Cuando ya no se trata del temperamento
El temperamento explica la forma, no el contenido. Que alguien hable alto, se encienda rápido y se enfríe igual de rápido es una descripción de estilo. La humillación, las amenazas, el control del teléfono, el silencio como castigo durante tres días o cualquier cosa que haga que el otro tenga miedo no pertenecen a la misma categoría. La frase "yo es que soy colérico" no es una explicación, sino una excusa, y en este caso no vale.
Con la misma prudencia conviene leer un retraimiento prolongado.

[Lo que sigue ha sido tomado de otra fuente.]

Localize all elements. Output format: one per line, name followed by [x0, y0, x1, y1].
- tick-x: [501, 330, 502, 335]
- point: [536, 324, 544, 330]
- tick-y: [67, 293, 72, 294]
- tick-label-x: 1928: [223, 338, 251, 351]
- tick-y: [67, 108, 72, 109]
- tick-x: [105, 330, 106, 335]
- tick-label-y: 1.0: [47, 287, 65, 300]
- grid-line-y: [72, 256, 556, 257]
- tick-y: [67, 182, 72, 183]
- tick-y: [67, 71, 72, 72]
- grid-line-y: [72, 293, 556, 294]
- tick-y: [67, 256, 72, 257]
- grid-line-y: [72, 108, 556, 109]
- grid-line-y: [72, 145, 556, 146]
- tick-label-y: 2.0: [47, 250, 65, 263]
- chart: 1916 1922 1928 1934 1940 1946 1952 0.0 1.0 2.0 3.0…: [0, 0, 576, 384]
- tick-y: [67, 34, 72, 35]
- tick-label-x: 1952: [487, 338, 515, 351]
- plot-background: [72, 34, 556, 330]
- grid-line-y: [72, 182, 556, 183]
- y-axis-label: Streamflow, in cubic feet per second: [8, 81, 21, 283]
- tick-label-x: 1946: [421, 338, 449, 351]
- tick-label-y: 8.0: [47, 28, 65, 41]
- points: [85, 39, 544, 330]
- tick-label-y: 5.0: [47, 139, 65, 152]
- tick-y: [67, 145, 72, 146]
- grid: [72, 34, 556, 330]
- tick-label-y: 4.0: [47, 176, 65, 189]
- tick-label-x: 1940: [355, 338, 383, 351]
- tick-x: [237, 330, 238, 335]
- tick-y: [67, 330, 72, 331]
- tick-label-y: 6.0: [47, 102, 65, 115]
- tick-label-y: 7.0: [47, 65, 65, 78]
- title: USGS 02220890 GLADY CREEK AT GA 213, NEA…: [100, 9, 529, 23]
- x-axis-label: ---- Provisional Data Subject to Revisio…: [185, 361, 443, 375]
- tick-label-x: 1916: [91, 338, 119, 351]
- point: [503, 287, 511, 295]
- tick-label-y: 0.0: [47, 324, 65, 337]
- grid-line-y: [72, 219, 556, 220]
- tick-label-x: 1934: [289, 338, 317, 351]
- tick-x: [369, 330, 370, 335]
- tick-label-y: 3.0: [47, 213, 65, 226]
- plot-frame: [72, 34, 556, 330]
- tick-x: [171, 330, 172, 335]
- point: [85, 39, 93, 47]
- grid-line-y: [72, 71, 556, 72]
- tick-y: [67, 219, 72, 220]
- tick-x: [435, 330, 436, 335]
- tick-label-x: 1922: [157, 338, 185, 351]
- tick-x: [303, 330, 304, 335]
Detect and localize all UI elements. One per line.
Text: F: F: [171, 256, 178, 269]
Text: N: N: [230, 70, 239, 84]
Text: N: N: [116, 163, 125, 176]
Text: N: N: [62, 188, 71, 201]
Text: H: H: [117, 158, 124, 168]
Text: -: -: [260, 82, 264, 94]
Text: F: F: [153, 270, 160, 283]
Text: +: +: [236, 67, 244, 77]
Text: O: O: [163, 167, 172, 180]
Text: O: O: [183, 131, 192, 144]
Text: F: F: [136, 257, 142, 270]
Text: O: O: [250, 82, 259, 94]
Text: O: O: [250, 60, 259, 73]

El flemático necesita calma, pero si lleva meses sin interesarse por nada, no ve a nadie y ni siquiera disfruta de lo que antes le gustaba, ya no se trata de carácter y conviene buscar a un especialista. Lo mismo vale para un melancólico que lleva varias noches seguidas sin dormir por una sola frase.
Existe una prueba sencilla para saber si el asunto sigue siendo una diferencia de ritmo o ya es otra cosa. ¿Son capaces de hablar de ello fuera de una discusión, en una tranquila noche de lunes, y terminar en algo concreto? Si cada intento acaba en una nueva ronda, normalmente no es una cuestión de temperamento y una sesión con un terapeuta de pareja ahorra un año de discusiones domésticas.